Ce qui frappe, c'est une incroyable solitude. J'appartiens à une
famille bourgeoise, unie, harmonieuse. Fils d'intellectuel, futur
intellectuel
moi-même. J'ai trois frère et sœurs. Autant que je sache,
je suis le seul des quatre à avoir tenu un journal. Autant que
je
sache, aucun d'eux ne s'est douté que je tenais un journal, ni
sans
doute mes parents. Je n'en ai parlé à personne. Il faut
être
arrivé à l'autre bout de la vie, être devenu un
spécialiste
de la question, pour oser un mot timide, quelques citations.
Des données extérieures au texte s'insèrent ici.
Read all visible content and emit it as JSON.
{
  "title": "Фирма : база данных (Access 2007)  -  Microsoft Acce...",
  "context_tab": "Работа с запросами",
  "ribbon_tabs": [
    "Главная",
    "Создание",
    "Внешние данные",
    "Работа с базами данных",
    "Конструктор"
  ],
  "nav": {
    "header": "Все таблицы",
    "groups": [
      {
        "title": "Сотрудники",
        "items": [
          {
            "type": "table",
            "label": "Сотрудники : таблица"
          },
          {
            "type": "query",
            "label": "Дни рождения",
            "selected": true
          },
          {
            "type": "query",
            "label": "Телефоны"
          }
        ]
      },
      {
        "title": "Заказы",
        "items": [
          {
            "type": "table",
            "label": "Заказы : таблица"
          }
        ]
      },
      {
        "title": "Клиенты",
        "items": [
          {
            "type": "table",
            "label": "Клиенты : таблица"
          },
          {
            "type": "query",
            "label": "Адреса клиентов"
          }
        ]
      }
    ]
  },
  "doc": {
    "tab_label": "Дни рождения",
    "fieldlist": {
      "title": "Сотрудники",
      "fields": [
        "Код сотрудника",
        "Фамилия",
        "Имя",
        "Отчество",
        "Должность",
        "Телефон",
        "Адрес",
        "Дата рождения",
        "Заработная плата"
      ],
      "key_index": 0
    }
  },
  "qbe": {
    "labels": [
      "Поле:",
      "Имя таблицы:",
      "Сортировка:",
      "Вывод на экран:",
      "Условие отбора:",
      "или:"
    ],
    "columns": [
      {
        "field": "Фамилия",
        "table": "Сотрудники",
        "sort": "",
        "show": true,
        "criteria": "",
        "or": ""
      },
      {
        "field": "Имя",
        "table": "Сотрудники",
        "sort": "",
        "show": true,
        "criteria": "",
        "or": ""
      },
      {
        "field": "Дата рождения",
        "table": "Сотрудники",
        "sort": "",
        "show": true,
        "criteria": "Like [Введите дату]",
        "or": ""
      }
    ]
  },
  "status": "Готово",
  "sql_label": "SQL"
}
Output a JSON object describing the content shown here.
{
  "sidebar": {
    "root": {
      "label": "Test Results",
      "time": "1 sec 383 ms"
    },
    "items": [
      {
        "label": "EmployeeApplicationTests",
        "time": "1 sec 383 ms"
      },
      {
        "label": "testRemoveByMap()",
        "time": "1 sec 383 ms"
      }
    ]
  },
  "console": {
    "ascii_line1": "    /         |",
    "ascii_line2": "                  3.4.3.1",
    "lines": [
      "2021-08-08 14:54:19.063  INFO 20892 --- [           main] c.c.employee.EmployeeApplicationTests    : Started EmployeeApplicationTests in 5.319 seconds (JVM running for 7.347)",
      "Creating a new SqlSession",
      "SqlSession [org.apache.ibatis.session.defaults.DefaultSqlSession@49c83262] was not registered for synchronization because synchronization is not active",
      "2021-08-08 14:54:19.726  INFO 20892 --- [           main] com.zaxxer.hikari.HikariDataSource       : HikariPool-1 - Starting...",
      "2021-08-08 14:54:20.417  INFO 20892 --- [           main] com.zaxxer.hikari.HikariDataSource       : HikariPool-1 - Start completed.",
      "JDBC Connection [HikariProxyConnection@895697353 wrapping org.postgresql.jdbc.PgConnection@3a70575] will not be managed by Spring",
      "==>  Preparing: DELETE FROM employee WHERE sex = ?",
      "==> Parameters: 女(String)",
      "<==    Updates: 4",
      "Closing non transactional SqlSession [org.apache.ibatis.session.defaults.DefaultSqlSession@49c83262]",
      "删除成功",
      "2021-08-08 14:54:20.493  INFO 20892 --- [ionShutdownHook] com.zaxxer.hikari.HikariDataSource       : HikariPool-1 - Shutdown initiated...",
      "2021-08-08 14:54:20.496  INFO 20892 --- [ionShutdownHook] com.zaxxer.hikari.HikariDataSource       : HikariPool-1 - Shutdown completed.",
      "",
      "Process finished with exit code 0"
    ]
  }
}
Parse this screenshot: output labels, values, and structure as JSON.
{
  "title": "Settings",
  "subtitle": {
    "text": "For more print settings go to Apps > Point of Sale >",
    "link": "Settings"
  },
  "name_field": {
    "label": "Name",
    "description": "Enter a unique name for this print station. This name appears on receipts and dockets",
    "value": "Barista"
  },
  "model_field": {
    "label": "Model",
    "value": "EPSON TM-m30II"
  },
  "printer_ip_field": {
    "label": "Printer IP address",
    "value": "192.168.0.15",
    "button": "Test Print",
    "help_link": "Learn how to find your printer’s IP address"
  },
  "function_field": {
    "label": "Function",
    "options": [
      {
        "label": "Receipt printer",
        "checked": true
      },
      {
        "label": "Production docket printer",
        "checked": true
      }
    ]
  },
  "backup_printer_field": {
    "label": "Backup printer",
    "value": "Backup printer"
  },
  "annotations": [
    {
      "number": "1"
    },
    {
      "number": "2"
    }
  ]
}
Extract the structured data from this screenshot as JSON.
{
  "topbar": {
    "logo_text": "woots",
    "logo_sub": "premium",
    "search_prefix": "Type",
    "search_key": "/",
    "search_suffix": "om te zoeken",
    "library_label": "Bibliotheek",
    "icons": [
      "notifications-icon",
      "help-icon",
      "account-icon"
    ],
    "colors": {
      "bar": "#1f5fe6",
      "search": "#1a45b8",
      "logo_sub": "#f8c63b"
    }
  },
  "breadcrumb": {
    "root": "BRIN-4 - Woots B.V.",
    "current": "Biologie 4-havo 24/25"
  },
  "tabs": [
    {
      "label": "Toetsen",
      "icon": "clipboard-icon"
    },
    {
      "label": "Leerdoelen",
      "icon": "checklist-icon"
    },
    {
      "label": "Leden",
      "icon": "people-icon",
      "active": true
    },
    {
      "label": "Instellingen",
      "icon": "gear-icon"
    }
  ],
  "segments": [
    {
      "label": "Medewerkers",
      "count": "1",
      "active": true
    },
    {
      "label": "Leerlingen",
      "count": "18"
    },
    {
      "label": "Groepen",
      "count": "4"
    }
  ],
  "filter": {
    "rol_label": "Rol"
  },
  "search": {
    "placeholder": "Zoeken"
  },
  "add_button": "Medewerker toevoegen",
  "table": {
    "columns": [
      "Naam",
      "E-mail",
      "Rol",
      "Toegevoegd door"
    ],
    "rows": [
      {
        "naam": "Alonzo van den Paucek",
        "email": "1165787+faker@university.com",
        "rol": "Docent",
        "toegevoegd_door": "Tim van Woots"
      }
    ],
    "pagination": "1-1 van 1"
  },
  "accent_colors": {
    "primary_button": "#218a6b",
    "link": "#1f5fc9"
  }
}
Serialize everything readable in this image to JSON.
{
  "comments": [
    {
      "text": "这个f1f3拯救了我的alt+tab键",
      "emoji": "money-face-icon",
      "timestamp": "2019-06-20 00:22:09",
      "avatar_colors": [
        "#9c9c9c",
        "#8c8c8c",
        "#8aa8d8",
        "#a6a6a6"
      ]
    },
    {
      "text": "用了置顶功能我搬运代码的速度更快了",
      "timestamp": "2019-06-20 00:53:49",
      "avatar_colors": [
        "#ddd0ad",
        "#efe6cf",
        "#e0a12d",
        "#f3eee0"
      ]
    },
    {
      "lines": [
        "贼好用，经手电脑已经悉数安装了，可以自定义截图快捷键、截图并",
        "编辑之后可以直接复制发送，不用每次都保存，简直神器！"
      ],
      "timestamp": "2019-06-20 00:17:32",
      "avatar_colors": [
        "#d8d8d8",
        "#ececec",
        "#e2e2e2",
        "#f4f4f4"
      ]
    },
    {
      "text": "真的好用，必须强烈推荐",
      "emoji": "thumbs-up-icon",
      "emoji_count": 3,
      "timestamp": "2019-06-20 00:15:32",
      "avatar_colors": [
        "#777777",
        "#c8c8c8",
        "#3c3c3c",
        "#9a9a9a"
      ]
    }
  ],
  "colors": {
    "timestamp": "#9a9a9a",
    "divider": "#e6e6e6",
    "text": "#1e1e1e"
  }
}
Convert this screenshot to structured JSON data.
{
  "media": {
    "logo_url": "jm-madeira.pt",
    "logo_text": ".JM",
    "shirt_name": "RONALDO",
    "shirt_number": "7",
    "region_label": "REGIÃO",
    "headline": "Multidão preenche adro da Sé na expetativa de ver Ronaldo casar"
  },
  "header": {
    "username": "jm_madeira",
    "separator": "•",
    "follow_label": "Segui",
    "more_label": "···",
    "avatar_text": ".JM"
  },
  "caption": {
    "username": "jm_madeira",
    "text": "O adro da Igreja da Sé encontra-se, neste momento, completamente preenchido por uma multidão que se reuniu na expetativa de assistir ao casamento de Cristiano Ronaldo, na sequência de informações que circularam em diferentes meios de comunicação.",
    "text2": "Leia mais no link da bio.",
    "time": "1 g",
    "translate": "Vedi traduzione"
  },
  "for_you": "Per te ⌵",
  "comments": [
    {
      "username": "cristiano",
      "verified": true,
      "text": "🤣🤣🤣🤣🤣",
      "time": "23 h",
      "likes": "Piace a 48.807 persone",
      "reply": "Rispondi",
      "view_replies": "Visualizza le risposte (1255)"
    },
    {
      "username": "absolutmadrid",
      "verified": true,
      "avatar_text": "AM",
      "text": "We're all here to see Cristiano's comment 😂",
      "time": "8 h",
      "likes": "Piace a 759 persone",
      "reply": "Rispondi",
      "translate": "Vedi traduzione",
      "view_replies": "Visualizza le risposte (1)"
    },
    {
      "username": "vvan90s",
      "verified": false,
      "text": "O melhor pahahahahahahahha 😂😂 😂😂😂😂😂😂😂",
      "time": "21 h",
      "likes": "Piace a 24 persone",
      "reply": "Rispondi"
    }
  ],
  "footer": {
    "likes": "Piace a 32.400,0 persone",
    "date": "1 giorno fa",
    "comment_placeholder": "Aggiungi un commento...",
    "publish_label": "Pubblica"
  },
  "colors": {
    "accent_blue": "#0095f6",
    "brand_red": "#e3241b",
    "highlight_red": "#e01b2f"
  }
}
J'ai dit :
« Je plonge ». C'est la bonne image. Mon journal est
au-dessous
de la surface de l'eau. Un journal, c'est un caisson étanche.
Comme
ceux qu'on ménage dans une rivière pour construire les
piles
d'un pont. Un espace soustrait aux pressions ambiantes. L'eau contourne
les parois, je suis dedans, je construis tranquillement (est-ce le
mot...)
les piliers de ma personnalité. Mais c'est drôle comme la
voix résonne dans ce caisson. Je ne me gêne pas, je parle
trop fort, comme les sourds. Quand je me relis - maintenant, mais
déjà
à l'époque - je me trouve un peu ridicule, emphatique, ou
parfois cynique. C'est que je dis tout, ou presque, sans l'avoir
raboté,
feutré, amadoué. J'ai parfois la voix qui mue. Ça
fait des tyroliennes, entre l'enfantin et le grave. En fait c'est parce
que je suis seul. J'ai besoin de ça. Comment ai-je
commencé
? Octobre 1953, j'ai quinze ans. Je reviens au lycée Henri IV en
1ère, et je ne supporte pas. Il y a un an et demi que j'ai
quitté
le lycée. En avril 1952, j'avais rencontré le bacille de
Koch. On m'a envoyé dans un préventorium à
Chamonix.
J'y ai appris brutalement l'horreur des internats de garçons. La
saleté et la violence. Souillé moralement, battu parfois,
je me suis réfugié dans la poésie, consolé
en alexandrins. J'écrivais depuis toujours, c'est-à-dire
depuis l'âge de dix ans. Mais en vers, uniquement. Jamais de
prose,
sauf les devoirs de classe et les lettres à mes parents. Octobre
1953, j'étouffe en revenant au lycée après un an
et
demi d'absence. J'ai appris à être seul. C'est parfois
terrible,
mais j'aime ça. Je prends une feuille de copie, je la coupe en
deux,
et je me mets à gémir - en prose - sur ma liberté
perdue. J'appelle cela Bulletin
de santé de mon âme.
Les premiers temps, je mets des formules latines au début de ces
lettres à moi-même, comme si j'étais Cicéron
s'envoyant du courrier : Philippus
animo suo s. d. (
= salutem
dat).
Comme tant d'autres adolescents je réinvente en bricolant
les gestes du journal. Assez vite j'abandonnerai ces débuts
emphatiques
pour me contenter de la date. Mais je garderai mes chères copies
pliées en deux et coupées. Les années suivantes,
j'ai
un peu tâté du cahier, ça ne m'a pas plu. Je
préfère
mes feuilles. J'en ai aussi de couleur, un peu plus grandes, que je
prends
dans le bureau de mon père. Jamais d'illustration ni de
document.
Une feuille nouvelle pour chaque entrée. Parfois, un an, deux
après,
des commentaires de relecture rajoutés. Les feuilles
s'accumulent
dans des petites chemises classées par année scolaire.
J'aime
voir le tas grossir. Voici donc les trois premiers paquets, jusqu'en
octobre
1956 (18 ans). Que s'est-il passé pendant ces trois ans ?
Maintenant
j'entre en khâgne, toujours à Henri IV. J'ai horreur
à
l'idée d'être prof, mais que faire d'autre ? - et c'est le
métier le plus proche de l'écriture. Surtout, en 1953 je
croyais en Dieu, et maintenant je n'y crois plus. Ça a
été
une crise terrible, des angoisses épouvantables, un an d'agonie.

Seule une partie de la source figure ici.